J’ai plus l’impression que ce sont les Virunga qui m’ont choisi. À une époque, je travaillais pour Newsweek, quand il y avait la différence entre Newsweek et Time. Et c’est dans ce cadre-là que j’ai été envoyé dans les Virunga en 2007. Et à l’époque, je travaillais beaucoup sur les conflits africains. Les photos que j’ai pu prendre c’était celles des gorilles des montagnes qui avaient été tués. Et je me suis rendu compte que ça avait suscité une émotion bien plus vive. Et donc, je me suis dit que c’était peut-être une autre manière de parler de ce qui se passe dans la région.
La peur de mourir dans le regard de Ndakasi, ici avec son soigneur André Bauma du centre Senkwekwe, le seul refuge au monde pour les gorilles de montagne. Ndakasi avait survécu à l’assassinat de sa famille en 2007. Elle a passé le reste de sa vie en compagnie d’humains et d’autres gorilles orphelins. (2021)
© Brent Stirton / Getty Images – © Brent Stirton / Getty Images
Qu’est-ce qui vous a le plus marqué lors de votre dernier reportage auprès des « Rangers de Virunga » qui luttent pour la préservation du parc ?
Il est important de rappeler que les quartiers généraux, le siège administratif du parc, ont dû être déplacés trois fois en trois ans à cause des rebelles du M23 (groupe armé soutenu par le Rwanda qui exerce son emprise sur le parc. NDLR). Vous avez en fait ces groupes rebelles qui contrôlent différentes régions. Et ce que je trouve vraiment incroyable, c’est qu’ils continuent, ils progressent. C’est constant, c’est sans arrêt. Certains auraient abandonné, mais ils continuent, ils n’abandonnent pas.
J’aurai voulu y passer plus de temps
Alors que le parc célèbre son centenaire, vous dites que vous espérez qu’il existera toujours dans 100 ans. Qu’est-ce qui peut permettre cela selon vous ?

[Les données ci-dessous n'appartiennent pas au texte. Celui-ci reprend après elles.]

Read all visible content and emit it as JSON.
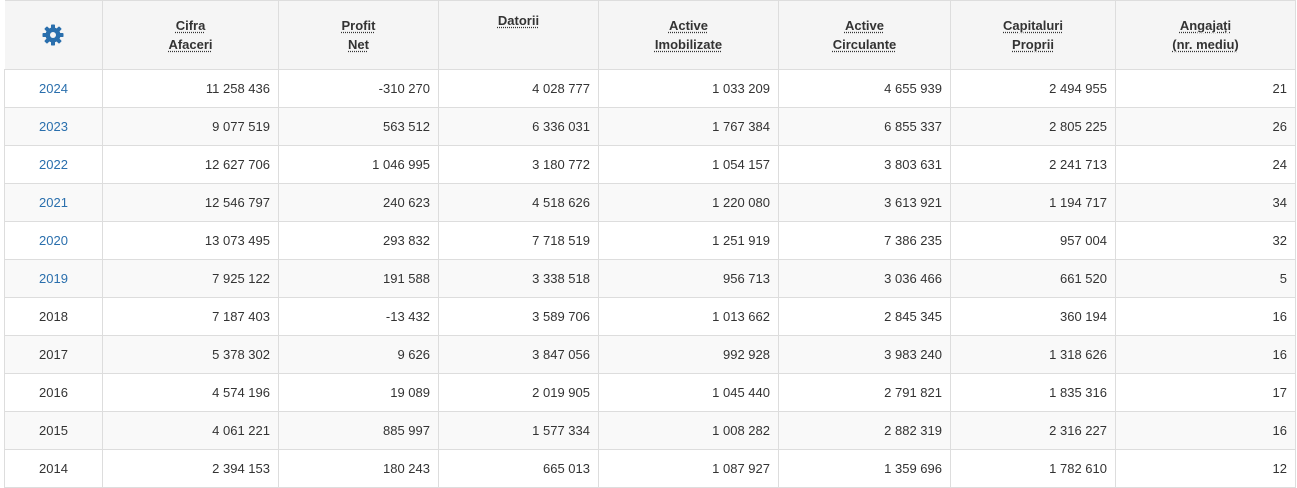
{
  "colors": {
    "accent": "#2a6fad",
    "header_bg": "#f5f5f5",
    "border": "#dddddd",
    "stripe": "#f9f9f9"
  },
  "header": {
    "settings_icon": "gear-icon",
    "columns": [
      {
        "line1": "Cifra",
        "line2": "Afaceri"
      },
      {
        "line1": "Profit",
        "line2": "Net"
      },
      {
        "line1": "Datorii",
        "line2": ""
      },
      {
        "line1": "Active",
        "line2": "Imobilizate"
      },
      {
        "line1": "Active",
        "line2": "Circulante"
      },
      {
        "line1": "Capitaluri",
        "line2": "Proprii"
      },
      {
        "line1": "Angajați",
        "line2": "(nr. mediu)"
      }
    ]
  },
  "rows": [
    {
      "year": "2024",
      "linked": true,
      "values": [
        "11 258 436",
        "-310 270",
        "4 028 777",
        "1 033 209",
        "4 655 939",
        "2 494 955",
        "21"
      ]
    },
    {
      "year": "2023",
      "linked": true,
      "values": [
        "9 077 519",
        "563 512",
        "6 336 031",
        "1 767 384",
        "6 855 337",
        "2 805 225",
        "26"
      ]
    },
    {
      "year": "2022",
      "linked": true,
      "values": [
        "12 627 706",
        "1 046 995",
        "3 180 772",
        "1 054 157",
        "3 803 631",
        "2 241 713",
        "24"
      ]
    },
    {
      "year": "2021",
      "linked": true,
      "values": [
        "12 546 797",
        "240 623",
        "4 518 626",
        "1 220 080",
        "3 613 921",
        "1 194 717",
        "34"
      ]
    },
    {
      "year": "2020",
      "linked": true,
      "values": [
        "13 073 495",
        "293 832",
        "7 718 519",
        "1 251 919",
        "7 386 235",
        "957 004",
        "32"
      ]
    },
    {
      "year": "2019",
      "linked": true,
      "values": [
        "7 925 122",
        "191 588",
        "3 338 518",
        "956 713",
        "3 036 466",
        "661 520",
        "5"
      ]
    },
    {
      "year": "2018",
      "linked": false,
      "values": [
        "7 187 403",
        "-13 432",
        "3 589 706",
        "1 013 662",
        "2 845 345",
        "360 194",
        "16"
      ]
    },
    {
      "year": "2017",
      "linked": false,
      "values": [
        "5 378 302",
        "9 626",
        "3 847 056",
        "992 928",
        "3 983 240",
        "1 318 626",
        "16"
      ]
    },
    {
      "year": "2016",
      "linked": false,
      "values": [
        "4 574 196",
        "19 089",
        "2 019 905",
        "1 045 440",
        "2 791 821",
        "1 835 316",
        "17"
      ]
    },
    {
      "year": "2015",
      "linked": false,
      "values": [
        "4 061 221",
        "885 997",
        "1 577 334",
        "1 008 282",
        "2 882 319",
        "2 316 227",
        "16"
      ]
    },
    {
      "year": "2014",
      "linked": false,
      "values": [
        "2 394 153",
        "180 243",
        "665 013",
        "1 087 927",
        "1 359 696",
        "1 782 610",
        "12"
      ]
    }
  ]
}
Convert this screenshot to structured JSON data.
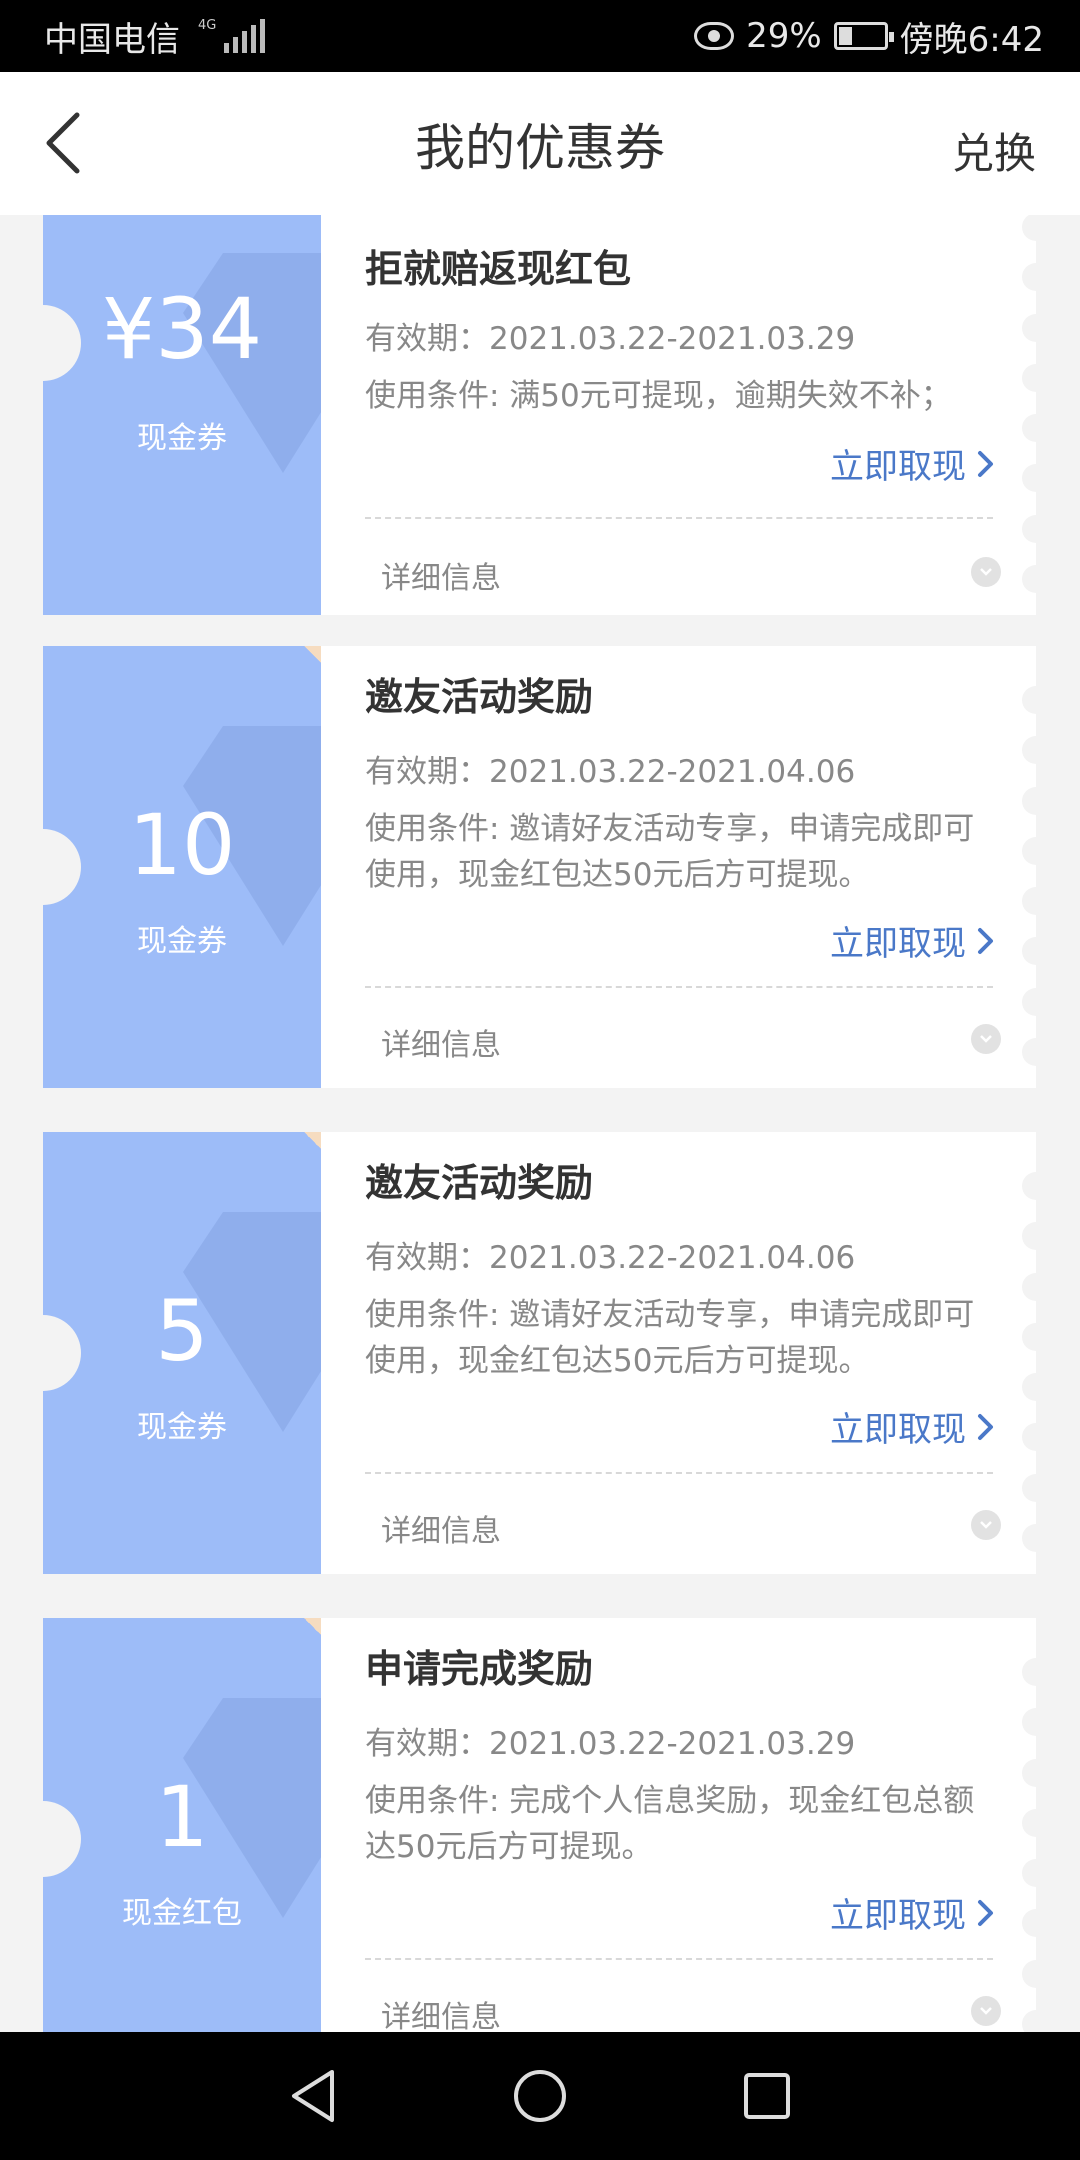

Ces espaces verts seront de plus en plus importants dans les années à venir. Donc, c’est vraiment juste une question de garder les choses vives pour un temps plus enlignant. Et c’est ce que ces gars font. Finalement, c’est l’optimisme de ces personnes-là, tous ceux qui y travaillent, qui permet d’avancer. Donc, finalement, ce que ces personnes font, c’est maintenir ce qu’ils peuvent en vie jusqu’à ce qu’il y ait des jours meilleurs.
Combien de temps avez-vous passé sur place depuis le début de votre reportage ?
Au total, je me suis rendu 13 fois dans les Virunga, depuis 2007. Parfois pour quelques jours, parfois pour trois semaines. Dans ces trois semaines-là, il n’était possible de travailler que quatre ou cinq jours pour des raisons de sécurité. Mais j’aurais voulu y passer plus de temps.
Georgette Ndovya Kavugho (32 ans) a été attaquée par des membres des ADF, un groupe islamiste ayant noué des liens avec l’État islamique. Selon une étude de la BBC, les ADF sont le groupe terroriste le plus meurtrier opérant dans l’est de la RDC. Ils seraient responsables de plus de la moitié des victimes civiles dans ce conflit.
© Brent Stirton / Getty Images – © Brent Stirton / Getty Images
Avez-vous pour projet d’y retourner pour poursuivre vos travaux ?
Mes projets dans l’immédiat sont de travailler sur cette alliance du fleuve Congo. La particularité de celui-là, c’est qu’après avoir travaillé aussi longtemps avec eux, je me suis fait de vrais amis. Donc, il y a une touche un peu plus personnelle.
Qu’est-ce que vous attendez que le public retienne de votre reportage en le voyant ici ?
Ce que j’attends du public c’est qu’il apporte son soutien au parc. Les besoins du parc sont d’environ 20 millions de dollars par an. Ils n’ont pas de financement du gouvernement. Et donc, ils survivent à peine en utilisant l’hydroélectricité qu’ils fournissent à d’autres régions. Mais de toute manière, ce n’est pas assez d’argent. Donc, peut-être qu’un jour, un milliardaire décidera de les aider.